The Supreme Court on Monday declined to
hear a case challenging Louisiana's ban on gay marriage.
The action was the first the high court
has taken involving the five cases currently seeking review.
In September, U.S. District Judge
Martin Feldman issued a 32-page ruling upholding the state's ban.
“Same-sex marriage is not recognized
in Louisiana and is reasonably anchored to the democratic process,”
LGBT rights group Forum for Equality
Louisiana filed the case in February on behalf of four gay couples
who say the state's refusal to recognize their out-of-state marriages
violates the U.S. constitutional guarantees of equal protection and
due process. The case was consolidated with a similar challenge
involving two gay couples.

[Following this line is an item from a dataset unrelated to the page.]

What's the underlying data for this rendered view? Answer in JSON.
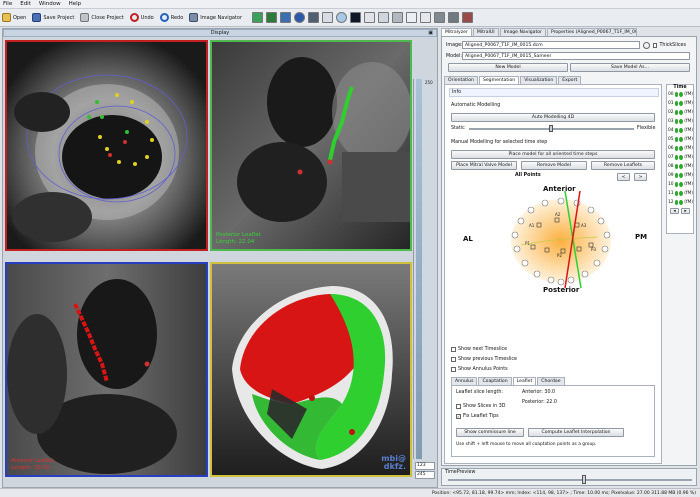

Feldman broadened the case's scope to
include whether gay couples should be allowed to wed in the state.
The decision broke a string of
victories in federal courts for marriage equality supporters since
the Supreme Court's June 2013 decision striking down a key provision
of the Defense of Marriage Act (DOMA).
Plaintiffs appealed the decision to
Fifth Circuit Court of Appeals in New Orleans, where
it was heard last week, and the Supreme Court.
“The Court's denial of review in the
Louisiana same-sex marriage case is not a reliable indicator of the
Court's current interest in the authority of the states to ban
same-sex marriage,” SCOTUSBlog.com's
Lyle Denniston wrote. “The couples in the Louisiana case had asked
the Court to bypass the U.S. Court of Appeals for the Fifth Circuit,
and take on the case without waiting. The Justices' response
probably indicates a desire not to intrude into the review by the
Fifth Circuit, which held a hearing on the Louisiana case, and two
others, just last Friday.”
The court took no action on similar
cases out of the Sixth Circuit Court of Appeals, which became the
only federal appeals court to uphold such bans since the Windsor
decision when it overturned rulings striking down bans in Ohio,
Michigan, Tennessee and Kentucky in November.